The movements of the Russian and French armies during the campaign from Moscow back to the Niemen were like those in a game of Russian blindman's bluff, in which two players are blindfolded and one of them occasionally rings a little bell to inform the catcher of his whereabouts. First he rings his bell fearlessly, but when he gets into a tight place he runs away as quietly as he can, and often thinking to escape runs straight into his opponent's arms.
At first while they were still moving along the Kaluga road, Napoleon's armies made their presence known, but later when they reached the Smolensk road they ran holding the clapper of their bell tight--and often thinking they were escaping ran right into the Russians.
Owing to the rapidity of the French flight and the Russian pursuit and the consequent exhaustion of the horses, the chief means of approximately ascertaining the enemy's position--by cavalry scouting--was not available. Besides, as a result of the frequent and rapid change of position by each army, even what information was obtained could not be delivered in time. If news was received one day that the enemy had been in a certain position the day before, by the third day when something could have been done, that army was already two days' march farther on and in quite another position.

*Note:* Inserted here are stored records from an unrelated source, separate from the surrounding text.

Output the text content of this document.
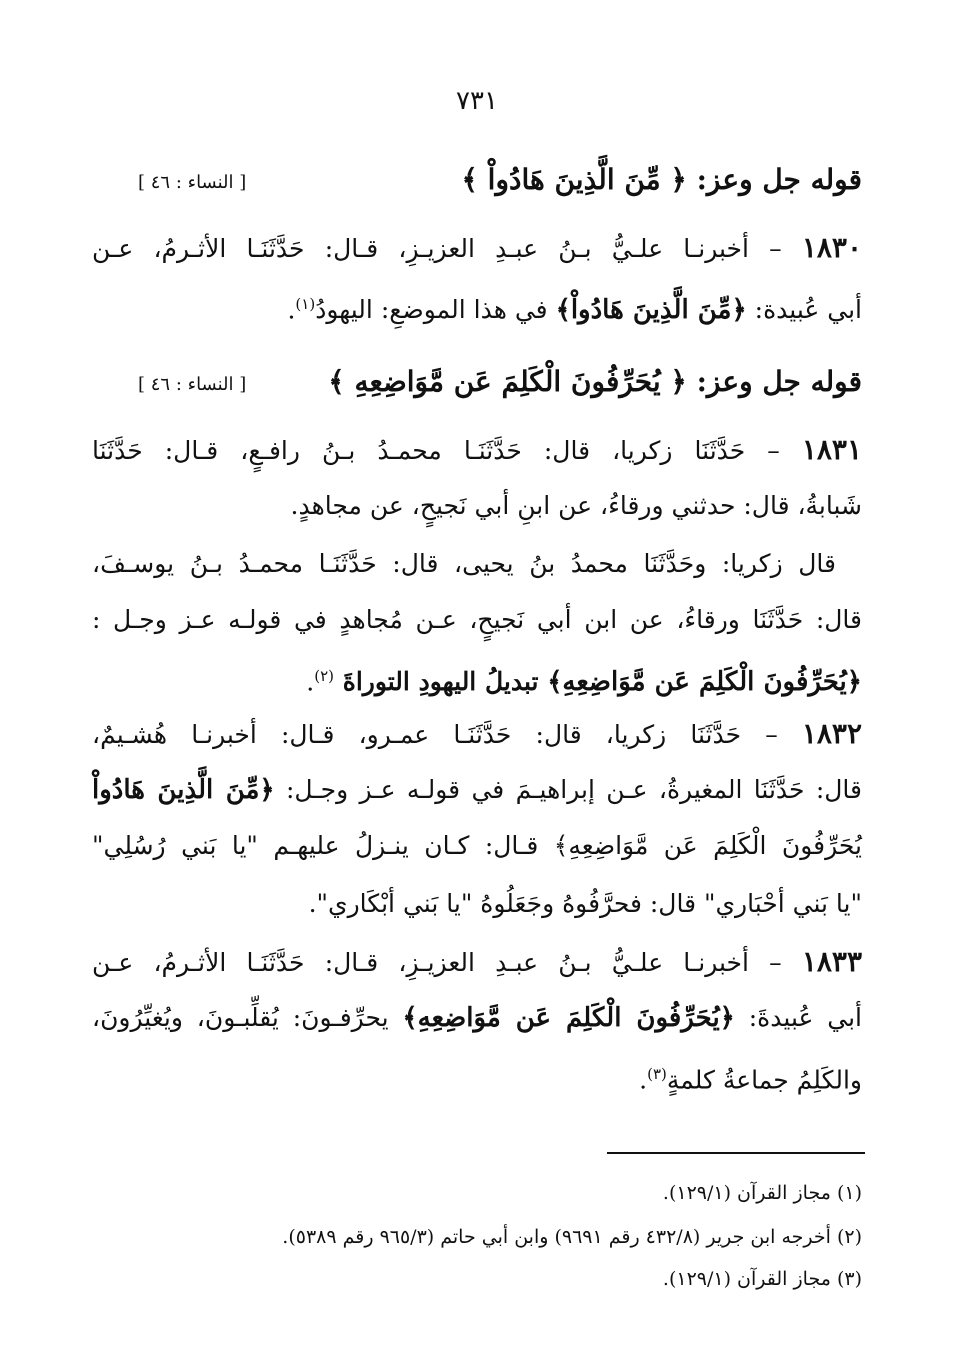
٧٣١
قوله جل وعز: ﴿ مِّنَ الَّذِينَ هَادُواْ ﴾
[ النساء : ٤٦ ]
١٨٣٠ – أخبرنـا علـيُّ بـنُ عبـدِ العزيـزِ، قـال: حَدَّثَنَـا الأثـرمُ، عـن
أبي عُبيدة: ﴿مِّنَ الَّذِينَ هَادُواْ﴾ في هذا الموضعِ: اليهودُ$^{(١)}$.
قوله جل وعز: ﴿ يُحَرِّفُونَ الْكَلِمَ عَن مَّوَاضِعِهِ ﴾
[ النساء : ٤٦ ]
١٨٣١ – حَدَّثَنَا زكريا، قال: حَدَّثَنَـا محمـدُ بـنُ رافـعٍ، قـال: حَدَّثَنَا
شَبابةُ، قال: حدثني ورقاءُ، عن ابنِ أبي نَجيحٍ، عن مجاهدٍ.
قال زكريا: وحَدَّثَنَا محمدُ بنُ يحيى، قال: حَدَّثَنَـا محمـدُ بـنُ يوسـفَ،
قال: حَدَّثَنَا ورقاءُ، عن ابن أبي نَجيحٍ، عـن مُجاهدٍ في قولـه عـز وجـل :
﴿يُحَرِّفُونَ الْكَلِمَ عَن مَّوَاضِعِهِ﴾ تبديلُ اليهودِ التوراةَ $^{(٢)}$.
١٨٣٢ – حَدَّثَنَا زكريا، قال: حَدَّثَنَـا عمـرو، قـال: أخبرنـا هُشـيمٌ،
قال: حَدَّثَنَا المغيرةُ، عـن إبراهيـمَ في قولـه عـز وجـل: ﴿مِّنَ الَّذِينَ هَادُواْ
يُحَرِّفُونَ الْكَلِمَ عَن مَّوَاضِعِهِ﴾ قـال: كـان ينـزلُ عليهـم "يا بَني رُسُلِي"
"يا بَني أحْبَاري" قال: فحرَّفُوهُ وجَعَلُوهُ "يا بَني أبْكَاري".
١٨٣٣ – أخبرنـا علـيُّ بـنُ عبـدِ العزيـزِ، قـال: حَدَّثَنَـا الأثـرمُ، عـن
أبي عُبيدةَ: ﴿يُحَرِّفُونَ الْكَلِمَ عَن مَّوَاضِعِهِ﴾ يحرِّفـونَ: يُقلِّبـونَ، ويُغيِّرُونَ،
والكَلِمُ جماعةُ كلمةٍ$^{(٣)}$.
(١) مجاز القرآن (١٢٩/١).
(٢) أخرجه ابن جرير (٤٣٢/٨ رقم ٩٦٩١) وابن أبي حاتم (٩٦٥/٣ رقم ٥٣٨٩).
(٣) مجاز القرآن (١٢٩/١).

One army fled and the other pursued. Beyond Smolensk there were several different roads available for the French, and one would have thought that during their stay of four days they might have learned where the enemy was, might have arranged some more advantageous plan and undertaken something new. But after a four days' halt the mob, with no maneuvers or plans, again began running along the beaten track, neither to the right nor to the left but along the old--the worst--road, through Krasnoe and Orsha.
Expecting the enemy from behind and not in front, the French separated in their flight and spread out over a distance of twenty-four hours. In front of them all fled the Emperor, then the kings, then the dukes. The Russian army, expecting Napoleon to take the road to the right beyond the Dnieper--which was the only reasonable thing for him to do--themselves turned to the right and came out onto the highroad at Krasnoe. And here as in a game of blindman's buff the French ran into our vanguard. Seeing their enemy unexpectedly the French fell into confusion and stopped short from the sudden fright, but then they resumed their flight, abandoning their comrades who were farther behind. Then for three days separate portions of the French army--first Murat's (the vice-king's), then Davout's, and then Ney's--ran, as it were, the gauntlet of the Russian army. They abandoned one another, abandoned all their heavy baggage, their artillery, and half their men, and fled, getting past the Russians by night by making semicircles to the right.
Ney, who came last, had been busying himself blowing up the walls of Smolensk which were in nobody's way, because despite the unfortunate plight of the French or because of it, they wished to punish the floor against which they had hurt themselves. Ney, who had had a corps of ten thousand men, reached Napoleon at Orsha with only one thousand men left, having abandoned all the rest and all his cannon, and having crossed the Dnieper at night by stealth at a wooded spot.
From Orsha they fled farther along the road to Vilna, still playing at blindman's buff with the pursuing army. At the Berezina they again became disorganized, many were drowned and many surrendered, but those who got across the river fled farther. Their supreme chief donned a fur coat and, having seated himself in a sleigh, galloped on alone, abandoning his companions. The others who could do so drove away too, leaving those who could not to surrender or die.